Otro dato a tener en cuenta es que seleccionaba siempre a sus altos ejecutivos entre formados candidatos que hubiesen estado también en el ejército, consciente de que tipos que ha soportado el estrés de la guerra y estar continuamente ante situaciones límite saben perfectamente cómo
actuar y mantener la cabeza en su sitio en el ejercicio de puestos directivos. Allí gritaron fidelidad al jefe y sus compañeros un grupo formado por Jay Coburn, Ron Davis, Ralph Boulware, Joé Poché, Glen Jackson, Pat Sculley y Jim Schwebach, casi todos veteranos de Vietnam. Tal situación extraordinaria, en la que ejecutivos de poderosas nóminas estén dispuestos a jugarse el tipo por rescatar a sus compañeros, y siendo el primero su propio jefe, que voló con ellos, es algo que se aún se explica en los cursos de liderazgo de directivos de medio mundo.
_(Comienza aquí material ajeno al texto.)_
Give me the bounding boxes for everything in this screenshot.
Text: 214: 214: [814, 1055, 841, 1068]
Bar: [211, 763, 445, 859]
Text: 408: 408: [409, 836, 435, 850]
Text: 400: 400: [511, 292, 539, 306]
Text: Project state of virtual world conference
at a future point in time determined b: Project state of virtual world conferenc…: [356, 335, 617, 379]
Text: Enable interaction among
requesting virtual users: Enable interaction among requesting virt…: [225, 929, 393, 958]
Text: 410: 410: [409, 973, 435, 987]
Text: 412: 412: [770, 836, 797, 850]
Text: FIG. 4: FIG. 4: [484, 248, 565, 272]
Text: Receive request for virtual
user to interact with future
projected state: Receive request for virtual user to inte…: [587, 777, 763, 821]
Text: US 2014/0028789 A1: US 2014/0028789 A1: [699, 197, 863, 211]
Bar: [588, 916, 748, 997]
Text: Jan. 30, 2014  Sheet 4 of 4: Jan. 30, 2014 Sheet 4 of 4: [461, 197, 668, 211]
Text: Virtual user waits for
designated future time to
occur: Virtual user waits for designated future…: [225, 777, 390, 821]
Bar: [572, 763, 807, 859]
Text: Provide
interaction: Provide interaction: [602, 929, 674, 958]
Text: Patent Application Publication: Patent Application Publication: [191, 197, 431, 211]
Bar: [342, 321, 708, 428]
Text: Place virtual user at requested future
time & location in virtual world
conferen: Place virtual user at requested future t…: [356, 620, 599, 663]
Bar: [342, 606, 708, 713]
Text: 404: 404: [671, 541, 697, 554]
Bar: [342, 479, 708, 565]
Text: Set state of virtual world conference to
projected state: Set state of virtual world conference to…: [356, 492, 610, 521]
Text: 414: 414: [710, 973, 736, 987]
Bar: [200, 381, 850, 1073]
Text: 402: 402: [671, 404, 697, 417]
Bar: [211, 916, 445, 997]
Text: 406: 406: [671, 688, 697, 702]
Pero para llevar a cabo la misión necesitaban a un profesional que los dirigiese. Y éste no fue otro que el viejo coronel Bull Simons, veterano de la Segunda Guerra Mundial y de Vietnam, con aureola de legendario soldado, de esos que uno agradece tener cerca cuando la muerte nos mira de frente y él sabe siempre cómo ponerte de lado. La misión le llegó en el mejor momento, pues hasta esa fecha mataba la vida entre la añoranza por su mujer fallecida poco tiempo antes y el cuidado de su granja de cerdos. Así que de perdidos al river, pero con la satisfacción de volver de nuevo a la acción con una misión de las que bien valen un epitafio agradecido.
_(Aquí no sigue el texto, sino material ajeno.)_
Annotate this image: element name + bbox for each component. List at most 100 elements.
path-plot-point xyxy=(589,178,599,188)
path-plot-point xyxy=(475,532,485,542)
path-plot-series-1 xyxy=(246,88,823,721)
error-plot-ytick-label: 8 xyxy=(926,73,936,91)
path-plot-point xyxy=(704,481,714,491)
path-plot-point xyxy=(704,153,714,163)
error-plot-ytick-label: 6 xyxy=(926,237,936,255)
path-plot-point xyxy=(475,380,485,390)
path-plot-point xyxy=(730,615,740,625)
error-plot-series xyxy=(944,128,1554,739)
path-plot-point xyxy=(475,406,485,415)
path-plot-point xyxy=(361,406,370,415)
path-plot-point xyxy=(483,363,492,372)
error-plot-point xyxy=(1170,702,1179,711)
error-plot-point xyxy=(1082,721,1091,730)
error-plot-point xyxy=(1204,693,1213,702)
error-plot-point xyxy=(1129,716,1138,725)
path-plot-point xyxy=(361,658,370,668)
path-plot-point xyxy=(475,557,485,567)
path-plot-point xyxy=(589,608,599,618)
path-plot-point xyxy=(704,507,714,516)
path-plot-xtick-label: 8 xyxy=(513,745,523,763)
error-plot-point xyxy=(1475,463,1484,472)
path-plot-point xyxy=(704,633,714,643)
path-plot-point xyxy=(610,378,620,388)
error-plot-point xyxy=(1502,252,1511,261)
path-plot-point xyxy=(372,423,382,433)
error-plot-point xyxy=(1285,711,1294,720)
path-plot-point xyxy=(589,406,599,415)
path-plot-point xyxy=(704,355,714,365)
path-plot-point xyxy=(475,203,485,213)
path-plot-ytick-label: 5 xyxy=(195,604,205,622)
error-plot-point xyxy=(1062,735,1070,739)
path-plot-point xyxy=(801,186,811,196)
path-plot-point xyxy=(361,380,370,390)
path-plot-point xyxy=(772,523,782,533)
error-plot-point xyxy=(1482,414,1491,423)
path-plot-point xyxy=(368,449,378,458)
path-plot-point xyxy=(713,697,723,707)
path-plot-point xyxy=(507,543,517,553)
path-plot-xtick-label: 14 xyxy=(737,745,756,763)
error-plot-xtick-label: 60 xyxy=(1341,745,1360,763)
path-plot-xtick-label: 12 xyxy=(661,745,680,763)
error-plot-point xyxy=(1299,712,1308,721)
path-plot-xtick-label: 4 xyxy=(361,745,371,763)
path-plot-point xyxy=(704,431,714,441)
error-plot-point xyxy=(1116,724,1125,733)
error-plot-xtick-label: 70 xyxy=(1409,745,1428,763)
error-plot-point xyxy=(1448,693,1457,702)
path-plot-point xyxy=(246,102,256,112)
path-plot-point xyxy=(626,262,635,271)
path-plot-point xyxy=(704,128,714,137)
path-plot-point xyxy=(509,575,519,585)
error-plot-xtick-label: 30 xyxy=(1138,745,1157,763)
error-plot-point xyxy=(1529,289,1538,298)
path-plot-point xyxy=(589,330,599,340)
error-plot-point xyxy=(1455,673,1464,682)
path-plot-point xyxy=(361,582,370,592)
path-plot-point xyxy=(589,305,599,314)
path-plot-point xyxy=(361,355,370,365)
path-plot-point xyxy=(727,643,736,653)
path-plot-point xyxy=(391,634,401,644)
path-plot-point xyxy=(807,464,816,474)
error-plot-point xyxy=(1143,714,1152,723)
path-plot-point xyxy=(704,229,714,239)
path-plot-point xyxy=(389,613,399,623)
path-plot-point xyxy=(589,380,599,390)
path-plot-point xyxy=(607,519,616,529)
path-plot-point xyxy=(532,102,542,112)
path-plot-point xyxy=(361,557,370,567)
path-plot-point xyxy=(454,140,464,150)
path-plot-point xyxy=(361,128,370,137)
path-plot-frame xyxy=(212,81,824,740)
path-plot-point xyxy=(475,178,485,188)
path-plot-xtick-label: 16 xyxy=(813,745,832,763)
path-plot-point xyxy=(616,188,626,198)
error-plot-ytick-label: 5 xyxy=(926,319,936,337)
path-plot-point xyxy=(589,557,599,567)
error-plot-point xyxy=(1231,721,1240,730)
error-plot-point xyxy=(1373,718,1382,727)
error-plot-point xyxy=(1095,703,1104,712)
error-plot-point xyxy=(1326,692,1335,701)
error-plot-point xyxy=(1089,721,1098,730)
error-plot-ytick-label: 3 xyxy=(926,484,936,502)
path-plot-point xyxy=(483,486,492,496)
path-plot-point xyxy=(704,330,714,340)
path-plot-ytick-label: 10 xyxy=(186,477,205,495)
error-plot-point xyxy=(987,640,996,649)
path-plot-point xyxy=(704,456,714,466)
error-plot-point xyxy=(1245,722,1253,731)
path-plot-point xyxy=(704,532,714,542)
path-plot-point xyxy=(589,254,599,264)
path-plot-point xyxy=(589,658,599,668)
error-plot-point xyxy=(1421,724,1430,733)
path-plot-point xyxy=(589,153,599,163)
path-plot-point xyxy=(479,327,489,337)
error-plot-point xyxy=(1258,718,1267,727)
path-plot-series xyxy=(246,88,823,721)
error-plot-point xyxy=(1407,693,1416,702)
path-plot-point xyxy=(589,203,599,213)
El entrenamiento de los mozos se lo pueden imaginar, así que no me detengo. Muchas carreras, tiro al blanco, ensayos de asaltos. Ördenes, tensión y también mucho «Cuando yo diga saltar, vosotros diréis hasta donde», «Cuando yo diga correr, vosotros diréis hasta que estado» y
«Cuando yo diga las cinco…»,bueno, hasta aquí puedo leer… El caso es que tras un duro entremaniento y un plan de rescate ensayando mil veces al final no tuvieron ni que usarlo.
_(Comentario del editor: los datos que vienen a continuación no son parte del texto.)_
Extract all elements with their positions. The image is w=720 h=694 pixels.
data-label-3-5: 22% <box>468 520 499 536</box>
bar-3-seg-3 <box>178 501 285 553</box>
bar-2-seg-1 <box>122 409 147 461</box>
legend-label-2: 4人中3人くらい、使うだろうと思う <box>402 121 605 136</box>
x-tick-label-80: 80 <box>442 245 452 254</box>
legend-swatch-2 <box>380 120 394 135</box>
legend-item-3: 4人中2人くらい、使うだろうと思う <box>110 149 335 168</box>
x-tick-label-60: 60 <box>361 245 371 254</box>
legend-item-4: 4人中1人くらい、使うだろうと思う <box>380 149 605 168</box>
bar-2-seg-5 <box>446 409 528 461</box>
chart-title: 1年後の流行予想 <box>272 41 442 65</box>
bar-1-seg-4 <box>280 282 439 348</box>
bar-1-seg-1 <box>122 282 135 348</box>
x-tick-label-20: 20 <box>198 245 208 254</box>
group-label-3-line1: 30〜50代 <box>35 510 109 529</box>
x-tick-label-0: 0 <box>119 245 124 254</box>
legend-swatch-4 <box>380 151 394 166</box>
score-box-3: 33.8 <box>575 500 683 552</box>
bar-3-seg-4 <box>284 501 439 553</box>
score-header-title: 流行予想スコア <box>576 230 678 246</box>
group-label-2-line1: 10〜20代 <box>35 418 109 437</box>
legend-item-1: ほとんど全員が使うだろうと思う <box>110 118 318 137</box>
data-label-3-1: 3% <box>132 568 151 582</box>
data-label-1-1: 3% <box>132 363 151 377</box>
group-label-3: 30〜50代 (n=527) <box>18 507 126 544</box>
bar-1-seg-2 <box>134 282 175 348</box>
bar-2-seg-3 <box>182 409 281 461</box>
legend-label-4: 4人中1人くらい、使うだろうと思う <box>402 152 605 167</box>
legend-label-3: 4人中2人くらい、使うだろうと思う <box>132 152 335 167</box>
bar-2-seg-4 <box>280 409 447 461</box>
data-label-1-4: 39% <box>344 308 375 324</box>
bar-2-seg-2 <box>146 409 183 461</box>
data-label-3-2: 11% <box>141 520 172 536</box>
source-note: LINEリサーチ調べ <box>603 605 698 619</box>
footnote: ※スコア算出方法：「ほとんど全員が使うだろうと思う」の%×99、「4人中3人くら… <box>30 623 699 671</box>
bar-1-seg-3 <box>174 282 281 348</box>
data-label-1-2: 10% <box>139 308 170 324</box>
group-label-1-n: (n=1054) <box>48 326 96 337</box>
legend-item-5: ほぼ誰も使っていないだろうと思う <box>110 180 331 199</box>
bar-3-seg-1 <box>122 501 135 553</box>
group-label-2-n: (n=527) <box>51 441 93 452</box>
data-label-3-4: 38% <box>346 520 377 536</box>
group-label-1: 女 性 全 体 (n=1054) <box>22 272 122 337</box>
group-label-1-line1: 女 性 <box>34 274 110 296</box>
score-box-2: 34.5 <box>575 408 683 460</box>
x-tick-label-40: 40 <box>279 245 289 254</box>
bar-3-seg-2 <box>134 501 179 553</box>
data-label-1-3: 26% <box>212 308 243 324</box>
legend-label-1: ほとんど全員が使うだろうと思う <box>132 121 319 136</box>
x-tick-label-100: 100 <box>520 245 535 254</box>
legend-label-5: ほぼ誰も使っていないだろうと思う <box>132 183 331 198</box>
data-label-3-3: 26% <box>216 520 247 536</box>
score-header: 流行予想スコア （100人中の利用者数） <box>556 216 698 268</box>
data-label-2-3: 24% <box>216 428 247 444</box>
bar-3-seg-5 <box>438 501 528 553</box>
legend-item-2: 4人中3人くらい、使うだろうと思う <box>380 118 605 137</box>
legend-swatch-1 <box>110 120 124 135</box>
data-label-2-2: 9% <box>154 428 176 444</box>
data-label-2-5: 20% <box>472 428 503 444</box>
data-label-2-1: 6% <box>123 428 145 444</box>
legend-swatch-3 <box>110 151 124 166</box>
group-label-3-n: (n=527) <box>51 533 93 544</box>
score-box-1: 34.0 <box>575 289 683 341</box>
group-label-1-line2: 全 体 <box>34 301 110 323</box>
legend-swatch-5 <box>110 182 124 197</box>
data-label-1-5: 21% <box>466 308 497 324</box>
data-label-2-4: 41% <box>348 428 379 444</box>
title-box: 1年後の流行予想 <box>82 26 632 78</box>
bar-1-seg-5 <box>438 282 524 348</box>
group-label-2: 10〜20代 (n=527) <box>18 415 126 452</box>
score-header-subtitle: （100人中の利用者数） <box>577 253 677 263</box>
La propia revolución facilitó sin saberlo su salida. La cárcel en la que estaban fue asaltada por los revolucionarios y entre el cachondeo que se lió Paul y Bill cogieron las de Villadiego con ayuada eso sí de Rashid, un joven iraní que se las sabía todas y con ganas de ganarse la vida en el país del tío Sam, sin duda montando un Kebab. Entonces fueron recogidos por el coronel Simons y el resto de la pandi y tirando de furgoneta, todoterreno y autobús hasta conseguir atravesar la frontera del país. Toda esta historia está perfectamente detallada en el magnífico libro de Ken Follet, Las Alas del Águila, unos años antes de que empezase a elucubrar el armazón de Los Pilares de la tierra.

La aventura fue un éxito. Digno de una peli de Hollywood con final feliz. Ahora, por un momento, piensen una situación parecida en España. Dos altos ejecutivos de una empresa patria retenidos en Marruecos o Argelia por los integrantes de la revolución que se producido en el país. Se
trata de Pepe Fuentecilla, director de Recursos Humanos y del Bisoñé, director comercial en la zona de España, Marruecos y Argelia de la empresa, el cual oculta su alopecia, que no su mala leche, con un casposo peluquín adherido al cráneo. Llega entonces el director general
de la compañía y convoca una junta extraordinaria entre ejecutivos de diferentes rangos y se encuentra con lo siguiente.

Tras soltar la perorata a lo Braveheart e incitar a que den un paso adelante los que estén dispuestos a jugársela por sus compañeros, se empieza escuchar un ligero murmullo que poco a poco va conviertiéndose en una sonrisa hasta terminar en una sonora carcajada, de esas en las que uno no puede parar. El director mira a Gálvez, uno de los ejecutivos que se parte el ojete dando golpes en la mesa sin poder parar de reír, a su lado, Medina, la secretaria del Bisoñé, descojonada como si estuviese de público en No te rías que es peor, hace cortes de mangas y grita: Que no vuelva, que no vuelva ese hioputa.

En otra silla, Gutiérrez y Landelino, sufridos comerciales por obligación no por devoción, se suben a la mesa y zapatean contentos y llorando de risa aún más cuando los mira con mala leche el gran jefe, mientras gritan desgarrándose la voz: ¿Puedo ir yo? ¿Puedo ir yo? Al final hasta el propio gran jefe se descojona al mirar el dossier donde aparecen las fotos de los
dos ejecutivos y dice en voz baja: Pues nada señores, a pelarla.